人口密度が高く、土地が限られるという意味では沖縄もスモールハウスの土俵ではあると思うけれど、あまりそのようにはなっていない。これは地域特性が影響しているのだろうと思う。
沖縄が東京圏と違う点で、スモールハウスの選択肢を弱めている理由が明確な分だけでもいくつかある。
まず、沖縄の場合は一般の住宅で、平屋建てや2階建てでも圧倒的に鉄筋コンクリート造が多いのだけれど、これは台風が強烈なため、木造が適さない場合が多かったり、水資源が限られていて昔は断水が頻繁だったため、屋上にタンクを設置したりといったことが多かったからだろうと思う。
小さい住宅でRC造をすれば面積当たり費用としてはさらに高くなってくる。少なくとも、パッケージ化されたマイクロハウスを設置するにしても基礎打ち等をしっかりしないと飛んでしまう可能性があるので、どうしてもコストは余計にかかってしまう。
また、沖縄では鉄道がなく、自家用車が必須ということが多い。狭い土地があったとしても駐車場の確保も必要で、鉄道の発達した都市圏ほどの地理的自由を得られない。
しかし逆に沖縄が適している面もある。
亜熱帯気候由来の、外食文化の発達や、浴槽が不要の文化などだ。
もともと東南アジアなどの熱帯気候では凍え死ぬことがないため、外で生活する文化が強く、自宅で料理をするより外で食べる習慣が圧倒的で、沖縄もある程度はそのような面がある。

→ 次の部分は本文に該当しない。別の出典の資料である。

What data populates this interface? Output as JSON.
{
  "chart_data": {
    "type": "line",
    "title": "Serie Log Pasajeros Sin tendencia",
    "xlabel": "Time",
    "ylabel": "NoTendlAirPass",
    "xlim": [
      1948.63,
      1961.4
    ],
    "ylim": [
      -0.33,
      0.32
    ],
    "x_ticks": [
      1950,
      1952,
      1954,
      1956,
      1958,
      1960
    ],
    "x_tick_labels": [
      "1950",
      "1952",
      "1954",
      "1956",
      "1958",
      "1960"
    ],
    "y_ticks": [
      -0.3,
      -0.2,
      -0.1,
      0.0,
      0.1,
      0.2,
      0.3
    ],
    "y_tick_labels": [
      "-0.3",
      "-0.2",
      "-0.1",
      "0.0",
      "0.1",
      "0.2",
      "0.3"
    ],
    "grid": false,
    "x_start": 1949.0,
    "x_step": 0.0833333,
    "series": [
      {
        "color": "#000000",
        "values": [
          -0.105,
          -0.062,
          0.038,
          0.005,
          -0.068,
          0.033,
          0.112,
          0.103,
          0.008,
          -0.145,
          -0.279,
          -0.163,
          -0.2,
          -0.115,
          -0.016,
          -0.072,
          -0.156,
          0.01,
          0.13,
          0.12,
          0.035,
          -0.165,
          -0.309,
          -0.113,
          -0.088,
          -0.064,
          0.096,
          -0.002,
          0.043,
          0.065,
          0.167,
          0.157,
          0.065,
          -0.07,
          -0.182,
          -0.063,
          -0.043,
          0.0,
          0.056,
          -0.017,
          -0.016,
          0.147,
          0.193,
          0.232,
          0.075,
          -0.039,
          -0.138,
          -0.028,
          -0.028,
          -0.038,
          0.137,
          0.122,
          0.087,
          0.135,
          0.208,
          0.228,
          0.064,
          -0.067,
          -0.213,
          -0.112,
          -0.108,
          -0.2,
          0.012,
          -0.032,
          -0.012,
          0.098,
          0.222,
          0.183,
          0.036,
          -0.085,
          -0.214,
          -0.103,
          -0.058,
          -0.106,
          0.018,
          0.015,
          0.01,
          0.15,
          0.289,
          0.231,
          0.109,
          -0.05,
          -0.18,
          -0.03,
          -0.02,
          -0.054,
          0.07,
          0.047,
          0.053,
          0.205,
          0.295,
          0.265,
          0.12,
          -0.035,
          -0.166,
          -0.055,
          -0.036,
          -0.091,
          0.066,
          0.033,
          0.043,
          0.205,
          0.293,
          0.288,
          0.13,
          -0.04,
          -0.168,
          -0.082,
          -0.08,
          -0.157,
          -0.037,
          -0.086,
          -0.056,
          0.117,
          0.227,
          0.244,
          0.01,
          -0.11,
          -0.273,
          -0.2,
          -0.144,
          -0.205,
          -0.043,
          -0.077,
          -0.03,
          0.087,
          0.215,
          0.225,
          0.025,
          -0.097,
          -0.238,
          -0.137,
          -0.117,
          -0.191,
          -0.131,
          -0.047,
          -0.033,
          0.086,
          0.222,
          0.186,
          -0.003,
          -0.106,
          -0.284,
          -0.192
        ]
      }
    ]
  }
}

浴槽が不要であればその分のスペースは少なくとも省略することも可能となる。
恐らく、沖縄には沖縄に適したスモールハウスの姿があり得るということだろう。例えば台風対策の部分では、頑丈に作ることばかりではなく空力特性を活かした設計で対応するといった、全く違った形が適しているのかも知れない。
家のダウンサイジングに合わせて、車もミニカーやトライクにするのもいいと思う。沖縄の道路は、車の流れは比較的ゆっくりで、ミニカーやトライクでも他の地域ほど怖くないはずだ。